Jeremy Siegel is a long-time market commentator.
- US stocks will rally in 2022 even as the Federal Reserve hikes rates, Jeremy Siegel said.
- The Wharton professor told Bloomberg that there is no alternative to stocks if investors want to beat inflation.
- The S&P 500 rose more than 25% in 2021, and analysts are divided about the 2022 outlook.
US stocks will rise in 2022 even as the Federal Reserve hikes interest rates to around 2% to stamp down on inflation, according to Wharton finance professor Jeremy Siegel.
Sky-high inflation has spurred the central back to action, and it has signaled that it’s likely to raise rates three times this coming year. Markets expect the Fed to start hiking in either March or May.
Siegel told Bloomberg TV he thinks the Fed is behind the curve on inflation, and so will have to increase interest rates more than expected.
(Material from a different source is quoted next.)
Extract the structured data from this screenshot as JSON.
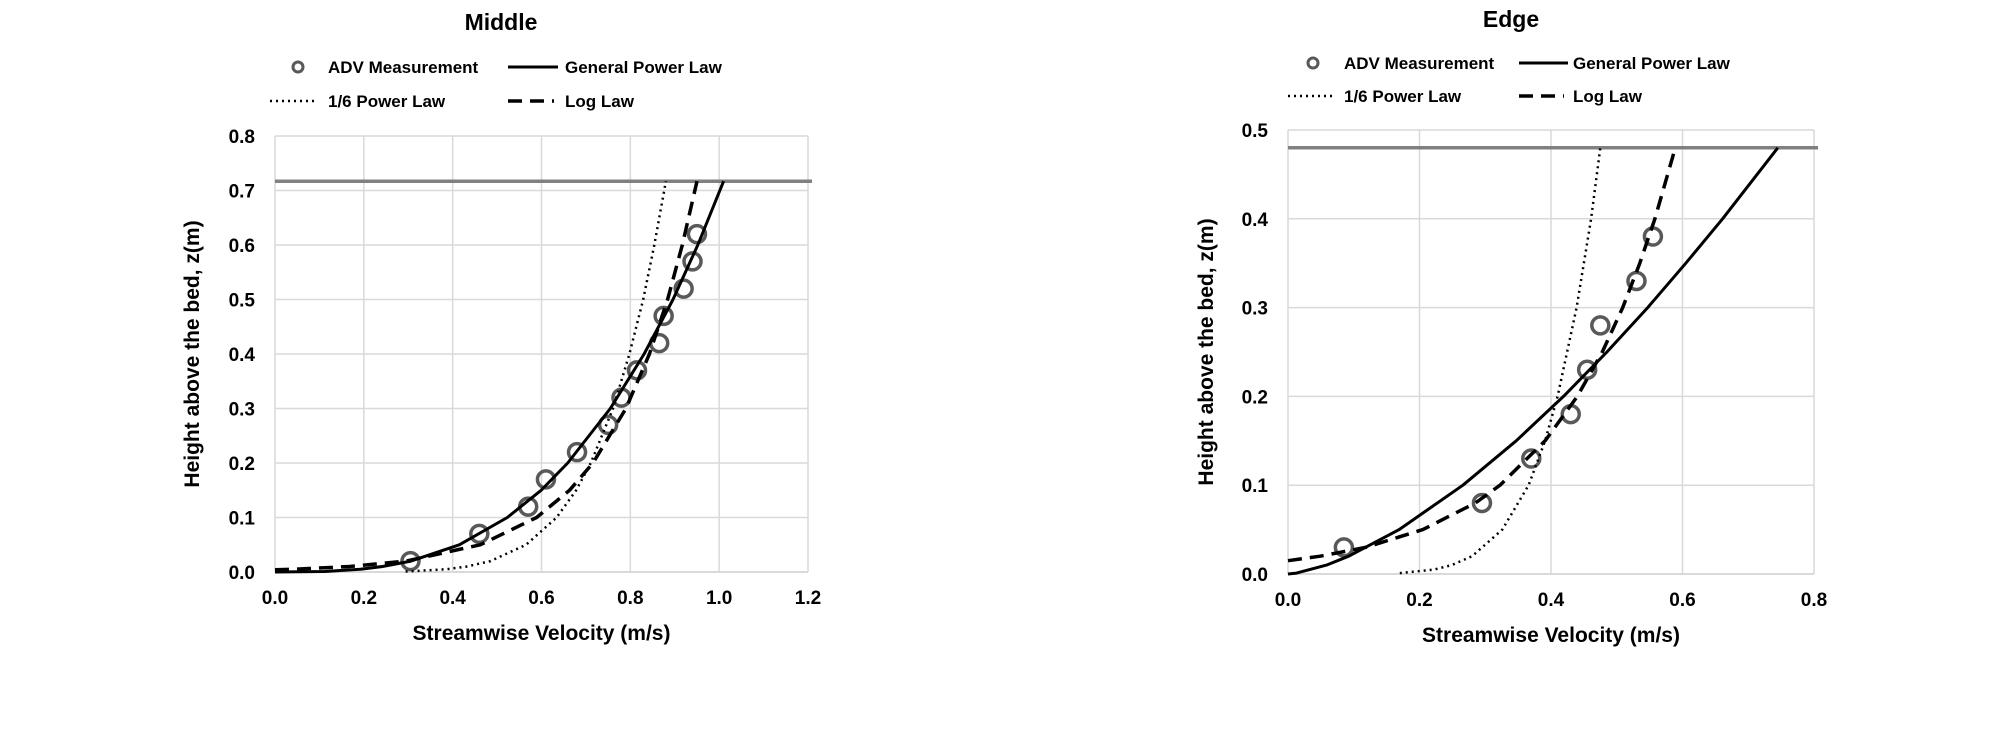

“I would not be surprised to see the short-term interest rate go to 2% by year-end,” he said Monday.
Yet even a sharp rise in borrowing costs will not stop US stocks from marching higher this year, Siegel said. He predicted that equities will still have an “up year, but not as much as 2021.”
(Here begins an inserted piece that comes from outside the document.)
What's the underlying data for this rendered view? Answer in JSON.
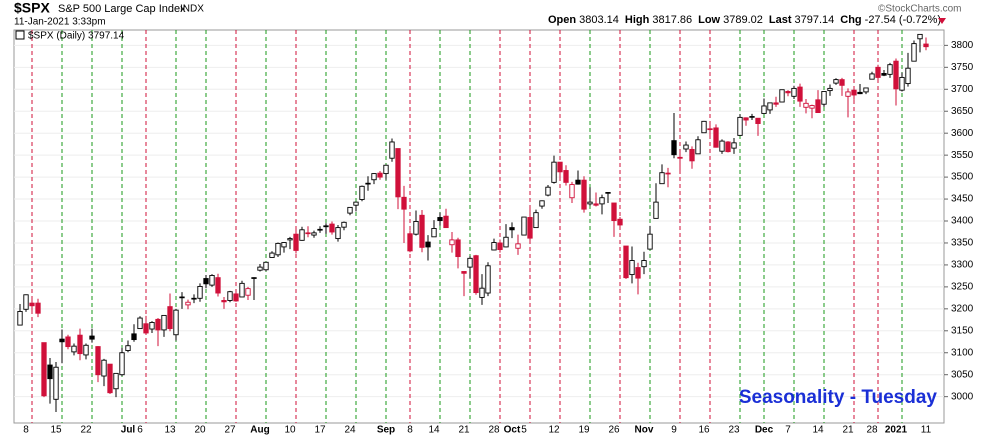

The S&P 500 index rallied more than 25% in 2021, as the Fed’s ultra-low interest rates and huge bond purchases juiced the markets. The arrival of coronavirus vaccines added to the optimism.
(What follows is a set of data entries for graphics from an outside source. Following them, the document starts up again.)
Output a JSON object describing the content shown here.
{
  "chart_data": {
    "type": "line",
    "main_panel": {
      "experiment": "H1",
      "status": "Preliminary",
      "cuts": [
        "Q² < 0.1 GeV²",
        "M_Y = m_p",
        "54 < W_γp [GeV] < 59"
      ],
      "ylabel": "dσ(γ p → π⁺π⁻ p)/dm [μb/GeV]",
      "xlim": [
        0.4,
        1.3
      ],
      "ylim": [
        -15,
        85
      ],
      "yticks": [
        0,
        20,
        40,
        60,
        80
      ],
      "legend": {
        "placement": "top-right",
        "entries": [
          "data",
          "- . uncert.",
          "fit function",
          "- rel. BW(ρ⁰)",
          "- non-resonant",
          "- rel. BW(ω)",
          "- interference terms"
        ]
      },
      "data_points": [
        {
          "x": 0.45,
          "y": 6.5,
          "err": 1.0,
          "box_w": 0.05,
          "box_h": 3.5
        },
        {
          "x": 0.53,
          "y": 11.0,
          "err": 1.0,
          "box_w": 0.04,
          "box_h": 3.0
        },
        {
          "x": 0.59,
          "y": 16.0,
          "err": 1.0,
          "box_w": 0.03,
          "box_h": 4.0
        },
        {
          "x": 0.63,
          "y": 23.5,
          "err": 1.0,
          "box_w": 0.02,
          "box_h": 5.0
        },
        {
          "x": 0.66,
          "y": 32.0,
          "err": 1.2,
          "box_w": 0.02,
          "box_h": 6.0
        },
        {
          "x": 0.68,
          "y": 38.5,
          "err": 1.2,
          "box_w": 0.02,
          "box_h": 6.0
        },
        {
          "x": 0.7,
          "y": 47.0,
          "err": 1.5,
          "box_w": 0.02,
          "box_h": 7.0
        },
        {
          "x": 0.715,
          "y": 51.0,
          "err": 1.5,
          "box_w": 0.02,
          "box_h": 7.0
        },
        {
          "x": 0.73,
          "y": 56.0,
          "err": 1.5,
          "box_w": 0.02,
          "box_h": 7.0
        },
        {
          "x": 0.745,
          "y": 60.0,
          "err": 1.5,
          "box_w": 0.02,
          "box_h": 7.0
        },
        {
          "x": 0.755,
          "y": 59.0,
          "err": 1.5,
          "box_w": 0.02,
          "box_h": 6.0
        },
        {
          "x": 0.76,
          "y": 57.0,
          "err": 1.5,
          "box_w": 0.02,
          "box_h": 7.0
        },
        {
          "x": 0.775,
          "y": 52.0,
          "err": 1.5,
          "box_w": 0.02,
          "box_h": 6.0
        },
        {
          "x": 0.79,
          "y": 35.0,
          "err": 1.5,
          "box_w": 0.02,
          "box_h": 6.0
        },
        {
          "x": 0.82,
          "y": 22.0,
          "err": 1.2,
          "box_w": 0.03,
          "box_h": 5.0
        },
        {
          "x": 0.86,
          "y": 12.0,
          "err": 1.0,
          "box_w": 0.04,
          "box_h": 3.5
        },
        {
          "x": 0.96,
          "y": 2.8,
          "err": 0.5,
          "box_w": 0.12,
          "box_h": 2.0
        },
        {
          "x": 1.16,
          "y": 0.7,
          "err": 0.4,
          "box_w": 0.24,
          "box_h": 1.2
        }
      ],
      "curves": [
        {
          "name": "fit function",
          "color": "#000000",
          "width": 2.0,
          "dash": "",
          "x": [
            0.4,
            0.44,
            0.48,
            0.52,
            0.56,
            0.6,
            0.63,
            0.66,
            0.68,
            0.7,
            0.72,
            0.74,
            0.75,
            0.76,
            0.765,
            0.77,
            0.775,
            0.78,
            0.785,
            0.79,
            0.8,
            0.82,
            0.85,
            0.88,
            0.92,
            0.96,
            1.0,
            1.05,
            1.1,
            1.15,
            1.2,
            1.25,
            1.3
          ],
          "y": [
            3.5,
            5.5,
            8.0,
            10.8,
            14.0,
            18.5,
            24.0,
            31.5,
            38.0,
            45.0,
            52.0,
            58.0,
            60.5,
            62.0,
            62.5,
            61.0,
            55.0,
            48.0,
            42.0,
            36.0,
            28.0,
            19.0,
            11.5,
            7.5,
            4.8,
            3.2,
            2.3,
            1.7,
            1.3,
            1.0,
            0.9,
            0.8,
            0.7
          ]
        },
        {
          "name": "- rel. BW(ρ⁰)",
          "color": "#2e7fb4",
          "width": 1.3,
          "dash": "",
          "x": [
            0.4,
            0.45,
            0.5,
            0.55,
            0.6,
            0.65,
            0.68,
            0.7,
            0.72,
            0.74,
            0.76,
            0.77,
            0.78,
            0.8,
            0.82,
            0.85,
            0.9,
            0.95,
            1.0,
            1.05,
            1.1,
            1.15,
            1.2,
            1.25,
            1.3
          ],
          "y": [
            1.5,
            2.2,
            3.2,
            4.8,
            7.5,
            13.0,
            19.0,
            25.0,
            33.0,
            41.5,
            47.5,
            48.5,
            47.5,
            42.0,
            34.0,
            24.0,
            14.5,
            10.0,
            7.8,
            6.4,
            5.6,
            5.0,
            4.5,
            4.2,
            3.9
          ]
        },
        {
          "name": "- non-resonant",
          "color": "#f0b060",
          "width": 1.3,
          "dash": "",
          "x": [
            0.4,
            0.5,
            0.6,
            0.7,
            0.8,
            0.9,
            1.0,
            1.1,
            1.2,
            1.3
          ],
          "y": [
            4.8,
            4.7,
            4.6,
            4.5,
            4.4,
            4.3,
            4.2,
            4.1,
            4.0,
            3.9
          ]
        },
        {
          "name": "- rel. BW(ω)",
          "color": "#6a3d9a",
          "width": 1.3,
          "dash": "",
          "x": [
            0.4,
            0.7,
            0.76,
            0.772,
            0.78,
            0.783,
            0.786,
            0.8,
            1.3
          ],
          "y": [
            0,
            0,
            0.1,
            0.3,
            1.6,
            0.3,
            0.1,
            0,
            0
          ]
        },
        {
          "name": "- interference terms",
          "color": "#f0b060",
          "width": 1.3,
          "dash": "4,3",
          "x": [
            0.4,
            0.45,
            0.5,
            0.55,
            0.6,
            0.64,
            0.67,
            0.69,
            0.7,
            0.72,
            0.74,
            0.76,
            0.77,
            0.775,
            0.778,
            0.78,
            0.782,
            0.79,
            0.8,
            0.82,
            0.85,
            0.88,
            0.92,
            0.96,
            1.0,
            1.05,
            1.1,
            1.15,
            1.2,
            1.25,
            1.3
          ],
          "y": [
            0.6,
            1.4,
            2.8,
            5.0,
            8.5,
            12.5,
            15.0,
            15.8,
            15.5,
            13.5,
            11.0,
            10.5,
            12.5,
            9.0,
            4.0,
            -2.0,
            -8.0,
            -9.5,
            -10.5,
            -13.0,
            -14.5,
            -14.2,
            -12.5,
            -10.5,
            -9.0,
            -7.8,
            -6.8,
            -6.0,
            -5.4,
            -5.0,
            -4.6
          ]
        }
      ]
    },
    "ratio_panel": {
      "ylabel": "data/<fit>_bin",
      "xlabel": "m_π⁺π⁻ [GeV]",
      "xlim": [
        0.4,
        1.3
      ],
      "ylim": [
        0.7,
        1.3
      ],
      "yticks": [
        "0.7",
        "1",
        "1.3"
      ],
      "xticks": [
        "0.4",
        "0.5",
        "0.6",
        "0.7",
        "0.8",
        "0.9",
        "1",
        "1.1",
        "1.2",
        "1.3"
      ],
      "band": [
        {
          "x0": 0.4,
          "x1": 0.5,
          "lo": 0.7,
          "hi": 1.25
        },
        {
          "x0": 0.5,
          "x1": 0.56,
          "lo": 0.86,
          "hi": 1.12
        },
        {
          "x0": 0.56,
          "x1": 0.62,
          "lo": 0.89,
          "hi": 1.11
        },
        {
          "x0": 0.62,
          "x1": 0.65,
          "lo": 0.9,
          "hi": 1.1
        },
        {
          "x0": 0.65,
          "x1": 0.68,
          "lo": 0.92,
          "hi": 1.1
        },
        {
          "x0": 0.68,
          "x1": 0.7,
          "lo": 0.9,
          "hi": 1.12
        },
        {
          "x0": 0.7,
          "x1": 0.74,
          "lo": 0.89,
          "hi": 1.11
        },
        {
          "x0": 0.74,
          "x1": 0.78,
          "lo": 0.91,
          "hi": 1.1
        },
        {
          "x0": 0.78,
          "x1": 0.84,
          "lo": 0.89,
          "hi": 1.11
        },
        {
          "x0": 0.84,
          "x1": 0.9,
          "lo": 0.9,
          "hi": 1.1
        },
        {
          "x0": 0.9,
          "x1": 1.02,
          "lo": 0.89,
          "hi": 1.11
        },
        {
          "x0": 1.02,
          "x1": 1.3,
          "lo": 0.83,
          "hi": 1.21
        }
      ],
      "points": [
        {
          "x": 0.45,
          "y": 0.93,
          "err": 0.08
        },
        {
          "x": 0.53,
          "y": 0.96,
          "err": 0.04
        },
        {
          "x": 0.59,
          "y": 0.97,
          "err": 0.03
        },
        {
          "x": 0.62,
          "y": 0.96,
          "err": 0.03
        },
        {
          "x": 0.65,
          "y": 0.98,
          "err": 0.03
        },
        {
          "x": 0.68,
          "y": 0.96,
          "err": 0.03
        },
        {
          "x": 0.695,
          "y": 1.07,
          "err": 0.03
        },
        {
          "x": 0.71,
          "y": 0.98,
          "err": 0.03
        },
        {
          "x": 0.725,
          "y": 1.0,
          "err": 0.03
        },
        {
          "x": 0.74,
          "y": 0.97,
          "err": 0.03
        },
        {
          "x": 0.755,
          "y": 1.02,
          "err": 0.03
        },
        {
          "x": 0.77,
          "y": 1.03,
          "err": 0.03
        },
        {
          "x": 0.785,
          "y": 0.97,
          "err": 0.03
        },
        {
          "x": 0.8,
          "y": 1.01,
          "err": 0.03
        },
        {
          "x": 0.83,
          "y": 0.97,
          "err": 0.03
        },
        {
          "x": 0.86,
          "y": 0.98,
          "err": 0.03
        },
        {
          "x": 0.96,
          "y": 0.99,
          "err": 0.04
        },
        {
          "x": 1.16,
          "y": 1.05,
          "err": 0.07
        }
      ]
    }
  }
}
But analysts are divided on the outlook for equities in 2022, citing factors such as coronavirus variants and US midterm elections as a source of uncertainty.
Siegel told Bloomberg TV that inflation and the Fed’s plans to hike interest rates will cause some volatility in stocks, with “bumps coming toward the middle.”
Even so, equities remain the only option for investors who want to try to beat inflation, he said, given that bond yields remain historically low and the real value of cash is being eroded.
Read more: Wall Street’s biggest banks share why they’re most bullish on stocks in these 6 sectors in 2022
Stocks will rise because of “that old saying that we all know: TINA, there is no alternative, in an inflationary environment,” Siegel said.
At the same time, investors will have to be more selective than before about which stocks to buy, he noted.
Stocks with good dividends are likely to fare well because they offer investors stronger returns and the chance to beat inflation, according to the Wharton professor.
In contrast, “high-flying tech stocks” that are yet to yield much in the way of profit will likely suffer, he said, as higher bond yields and inflation make them look less attractive.
Siegel added that he doesn’t think the US stock market looks overvalued, especially when the dominant tech names such as Apple are removed.
He said earnings ratios are above the historical average “but still not that expensive, certainly with interest rate levels as they are … I still think it’s a reasonable stock market.”